With a given amount of cluster hardware and facing a given big data processing task, the HPCC Systems platform enables you to complete the task more quickly than competing big data software solutions. It requires substantially less coding, and the code will execute faster. The HPCC Systems platform’s greater efficiency and its superior performance for a given cluster size means you can solve big data problems faster, or more economically, or a combination of both.
The following benchmark tests provide some apples-to-apples performance comparisons between the HPCC Systems platform and a prominent competing solution, Hadoop.
Results show that an HPCC Systems four node Thor cluster took only 98 seconds to complete a Terasort with a job size of 100 gigabytes (GB) on a cluster five times smaller than Hadoop. The HPCC Systems platform ran the test in three lines of ECL code compared to previous tests that took more than 700 lines of Java MapReduce code in the Hadoop equivalent.

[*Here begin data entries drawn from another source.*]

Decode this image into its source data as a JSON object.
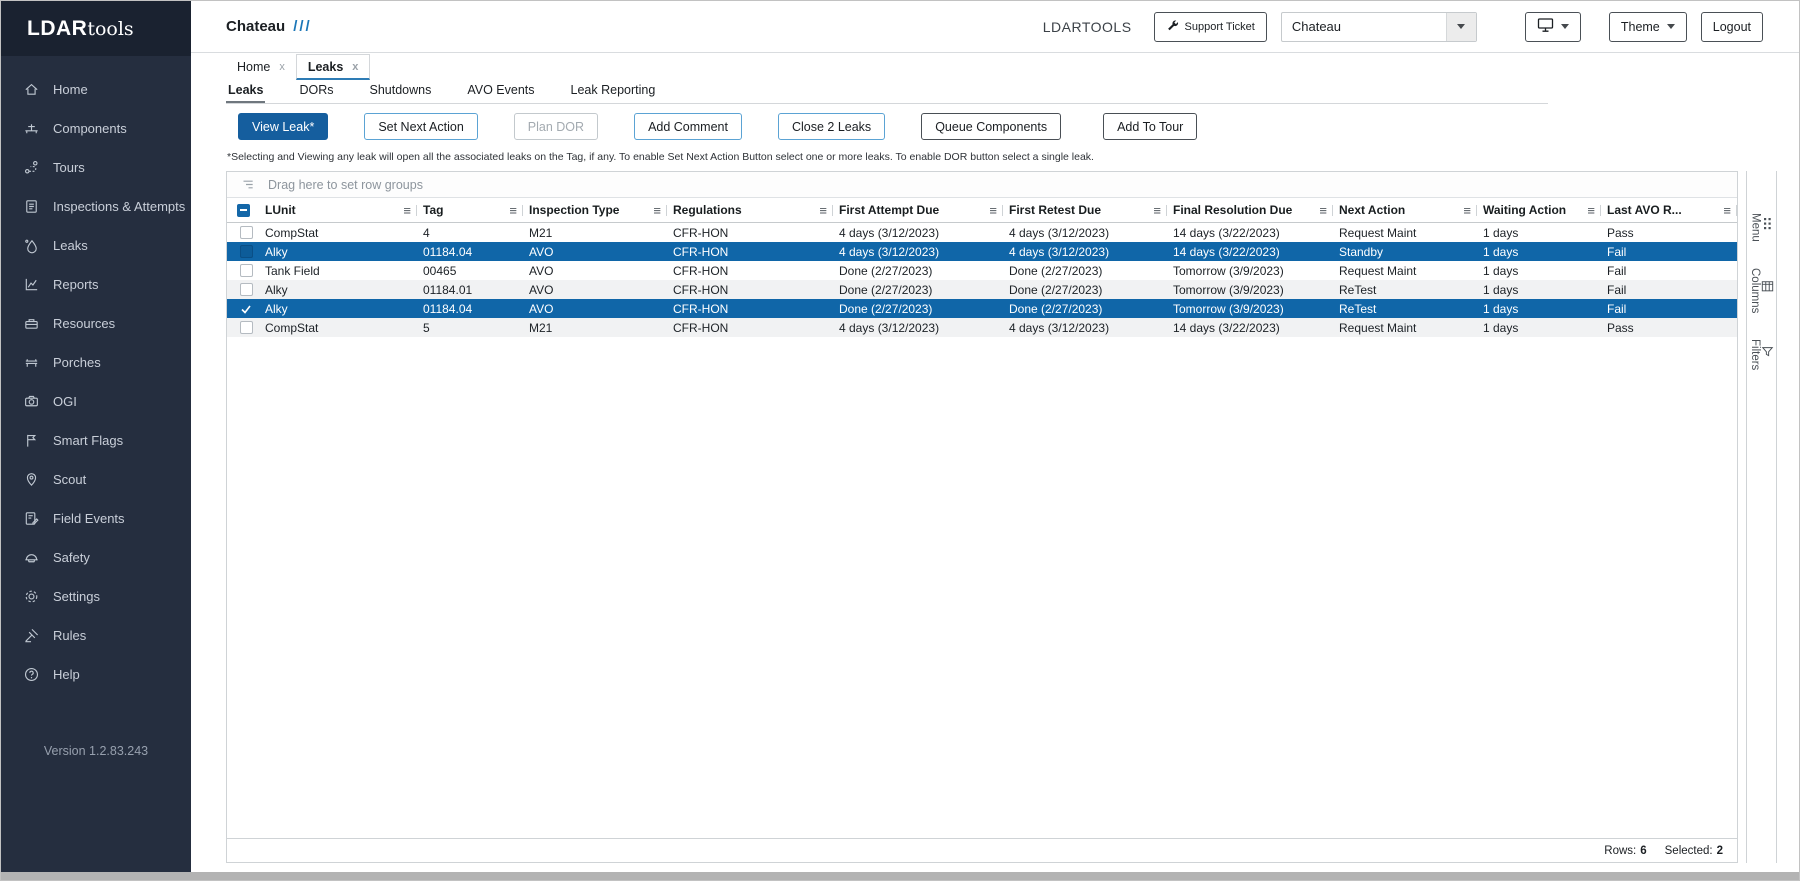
{
  "colors": {
    "accent_blue": "#1066a8",
    "primary_button_blue": "#155e9e",
    "sidebar_bg": "#252e3f",
    "sidebar_logo_bg": "#1a2230",
    "selected_row_blue": "#1066a8",
    "tab_underline_blue": "#2e7cb5"
  },
  "sidebar": {
    "logo": {
      "bold": "LDAR",
      "light": "tools"
    },
    "version": "Version 1.2.83.243",
    "items": [
      {
        "label": "Home",
        "icon": "home-icon"
      },
      {
        "label": "Components",
        "icon": "valve-icon"
      },
      {
        "label": "Tours",
        "icon": "route-icon"
      },
      {
        "label": "Inspections & Attempts",
        "icon": "clipboard-icon"
      },
      {
        "label": "Leaks",
        "icon": "droplet-icon"
      },
      {
        "label": "Reports",
        "icon": "chart-icon"
      },
      {
        "label": "Resources",
        "icon": "toolbox-icon"
      },
      {
        "label": "Porches",
        "icon": "bench-icon"
      },
      {
        "label": "OGI",
        "icon": "camera-icon"
      },
      {
        "label": "Smart Flags",
        "icon": "flag-icon"
      },
      {
        "label": "Scout",
        "icon": "map-pin-icon"
      },
      {
        "label": "Field Events",
        "icon": "clipboard-pen-icon"
      },
      {
        "label": "Safety",
        "icon": "helmet-icon"
      },
      {
        "label": "Settings",
        "icon": "gear-icon"
      },
      {
        "label": "Rules",
        "icon": "gavel-icon"
      },
      {
        "label": "Help",
        "icon": "question-icon"
      }
    ]
  },
  "header": {
    "title": "Chateau",
    "slashes": "///",
    "brand": "LDARTOOLS",
    "support_ticket": "Support Ticket",
    "site_selector_value": "Chateau",
    "theme": "Theme",
    "logout": "Logout"
  },
  "tabs": {
    "items": [
      {
        "label": "Home",
        "close": "x",
        "active": false
      },
      {
        "label": "Leaks",
        "close": "x",
        "active": true
      }
    ]
  },
  "subtabs": {
    "items": [
      "Leaks",
      "DORs",
      "Shutdowns",
      "AVO Events",
      "Leak Reporting"
    ]
  },
  "toolbar": {
    "view_leak": "View Leak*",
    "set_next_action": "Set Next Action",
    "plan_dor": "Plan DOR",
    "add_comment": "Add Comment",
    "close_leaks": "Close 2 Leaks",
    "queue_components": "Queue Components",
    "add_to_tour": "Add To Tour"
  },
  "note": "*Selecting and Viewing any leak will open all the associated leaks on the Tag, if any.  To enable Set Next Action Button select one or more leaks. To enable DOR button select a single leak.",
  "grid": {
    "row_group_hint": "Drag here to set row groups",
    "columns": [
      "LUnit",
      "Tag",
      "Inspection Type",
      "Regulations",
      "First Attempt Due",
      "First Retest Due",
      "Final Resolution Due",
      "Next Action",
      "Waiting Action",
      "Last AVO R...",
      "menu_glyph"
    ],
    "menu_glyph": "≡",
    "rows": [
      {
        "lunit": "CompStat",
        "tag": "4",
        "inspection_type": "M21",
        "regulations": "CFR-HON",
        "first_attempt_due": "4 days (3/12/2023)",
        "first_retest_due": "4 days (3/12/2023)",
        "final_resolution_due": "14 days (3/22/2023)",
        "next_action": "Request Maint",
        "waiting_action": "1 days",
        "last_avo_result": "Pass",
        "selected": false,
        "checkbox": "unchecked"
      },
      {
        "lunit": "Alky",
        "tag": "01184.04",
        "inspection_type": "AVO",
        "regulations": "CFR-HON",
        "first_attempt_due": "4 days (3/12/2023)",
        "first_retest_due": "4 days (3/12/2023)",
        "final_resolution_due": "14 days (3/22/2023)",
        "next_action": "Standby",
        "waiting_action": "1 days",
        "last_avo_result": "Fail",
        "selected": true,
        "checkbox": "filled"
      },
      {
        "lunit": "Tank Field",
        "tag": "00465",
        "inspection_type": "AVO",
        "regulations": "CFR-HON",
        "first_attempt_due": "Done (2/27/2023)",
        "first_retest_due": "Done (2/27/2023)",
        "final_resolution_due": "Tomorrow (3/9/2023)",
        "next_action": "Request Maint",
        "waiting_action": "1 days",
        "last_avo_result": "Fail",
        "selected": false,
        "checkbox": "unchecked"
      },
      {
        "lunit": "Alky",
        "tag": "01184.01",
        "inspection_type": "AVO",
        "regulations": "CFR-HON",
        "first_attempt_due": "Done (2/27/2023)",
        "first_retest_due": "Done (2/27/2023)",
        "final_resolution_due": "Tomorrow (3/9/2023)",
        "next_action": "ReTest",
        "waiting_action": "1 days",
        "last_avo_result": "Fail",
        "selected": false,
        "checkbox": "unchecked"
      },
      {
        "lunit": "Alky",
        "tag": "01184.04",
        "inspection_type": "AVO",
        "regulations": "CFR-HON",
        "first_attempt_due": "Done (2/27/2023)",
        "first_retest_due": "Done (2/27/2023)",
        "final_resolution_due": "Tomorrow (3/9/2023)",
        "next_action": "ReTest",
        "waiting_action": "1 days",
        "last_avo_result": "Fail",
        "selected": true,
        "checkbox": "checked"
      },
      {
        "lunit": "CompStat",
        "tag": "5",
        "inspection_type": "M21",
        "regulations": "CFR-HON",
        "first_attempt_due": "4 days (3/12/2023)",
        "first_retest_due": "4 days (3/12/2023)",
        "final_resolution_due": "14 days (3/22/2023)",
        "next_action": "Request Maint",
        "waiting_action": "1 days",
        "last_avo_result": "Pass",
        "selected": false,
        "checkbox": "unchecked"
      }
    ],
    "status": {
      "rows_label": "Rows:",
      "rows_value": "6",
      "selected_label": "Selected:",
      "selected_value": "2"
    }
  },
  "side_panel": {
    "tabs": [
      {
        "label": "Menu",
        "icon": "menu-dots-icon"
      },
      {
        "label": "Columns",
        "icon": "columns-icon"
      },
      {
        "label": "Filters",
        "icon": "filter-icon"
      }
    ]
  }
}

PigMix is a set of 17 Pig programs that are used as a benchmark to measure the comparative performance of the Pig programming language versus hand-coded Java running in a Hadoop environment. The algorithms were chosen and coded by the Pig community and should be representative of what Pig is used for and embody best practices for how to do it. The benchmark tests found that ECL outperforms Pig and Java significantly on the Hadoop PigMix benchmark on an identical hardware configuration. Across all tests, ECL was an average 4.45x faster than Pig and 3.23x faster than hand-coded Java.